Below I split the data into a training and validation set, build and fit a logistic regression model, and calculate the accuracy. On average my model is expected to correctly predict the status of a House member as 'last term' 87% of the time. 

In [16]:
#Build the model 

#split the data 
from sklearn.model_selection import train_test_split
X_train, X_test, y_train, y_test = train_test_split(dat.loc[:, dat.columns != 'last_term'], dat.last_term, test_size=0.25, random_state=0)

#run regression
from sklearn.linear_model import LogisticRegression
logisticRegr = LogisticRegression(C=10)
logfit = logisticRegr.fit(X_train, y_train)

#get accuracy 
train_accuracy = logfit.score(X_train, y_train) 
test_accuracy = logfit.score(X_test, y_test) 

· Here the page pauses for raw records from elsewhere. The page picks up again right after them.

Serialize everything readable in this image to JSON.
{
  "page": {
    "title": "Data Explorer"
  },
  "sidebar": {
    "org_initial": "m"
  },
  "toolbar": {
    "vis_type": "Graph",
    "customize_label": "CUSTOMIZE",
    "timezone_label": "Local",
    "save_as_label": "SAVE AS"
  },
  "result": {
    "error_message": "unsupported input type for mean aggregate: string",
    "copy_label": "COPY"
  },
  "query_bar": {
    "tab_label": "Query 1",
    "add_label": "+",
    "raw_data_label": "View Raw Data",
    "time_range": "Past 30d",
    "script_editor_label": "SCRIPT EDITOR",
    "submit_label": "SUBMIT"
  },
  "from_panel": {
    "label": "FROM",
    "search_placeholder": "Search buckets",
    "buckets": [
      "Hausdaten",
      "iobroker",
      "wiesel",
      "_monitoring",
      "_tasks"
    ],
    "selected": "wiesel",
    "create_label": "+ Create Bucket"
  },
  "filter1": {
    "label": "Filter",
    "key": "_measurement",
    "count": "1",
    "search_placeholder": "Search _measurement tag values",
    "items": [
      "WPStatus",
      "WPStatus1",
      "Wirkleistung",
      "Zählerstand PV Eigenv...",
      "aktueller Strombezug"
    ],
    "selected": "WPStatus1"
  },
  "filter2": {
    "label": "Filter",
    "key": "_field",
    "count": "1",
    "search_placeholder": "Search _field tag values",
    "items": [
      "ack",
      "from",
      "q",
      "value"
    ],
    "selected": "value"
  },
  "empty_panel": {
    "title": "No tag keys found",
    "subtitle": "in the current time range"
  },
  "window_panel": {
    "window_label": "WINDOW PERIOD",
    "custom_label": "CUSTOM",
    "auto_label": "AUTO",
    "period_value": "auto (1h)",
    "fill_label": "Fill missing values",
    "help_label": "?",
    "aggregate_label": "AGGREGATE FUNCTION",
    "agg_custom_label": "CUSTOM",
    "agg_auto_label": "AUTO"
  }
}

print("Training set score: {:.2f}".format(train_accuracy))
print("Test set score: {:.2f}".format(test_accuracy))



Training set score: 0.85
Test set score: 0.87


I then plot the coefficients of my logistic regression model to get a sense of which features contribute most to raising or lowering the odds that a House member will be in their last term. From the plot, it seems that being in a midterm year, being a Democrat, and being under a Republican president lowers the chances of losing your seat in a given session. Having a party match with the President, being a Republican, and being under a Democratic president raises the chances of losing your seat. 

In [17]:
#plot coefficients 
fig = plt.figure() 
ax = fig.add_subplot(111, xticks=range(dat.shape[1]))
ax.plot(logfit.coef_.T, 'o')
ax.axhline(y=0, linestyle='--', color='gray')
ax.set_xticklabels(X_train.columns, rotation=90)
ax.set_xlabel("Features")
ax.set_ylabel("Coefficient magnitude")
ax.set_title('Logit Coefficients (DV: 1=last term, 0=safe)')
plt.tight_layout()




<IPython.core.display.Javascript object>

To further improve the accuracy of my model, and with more time, I would add an indicator for whether the House member is in a swing state or a solidly red or blue state, perhaps using the most recent presidential election returns prior to the Congressional session. I could also model the problem as a hazard model, where the risk is losing a seat in any given year.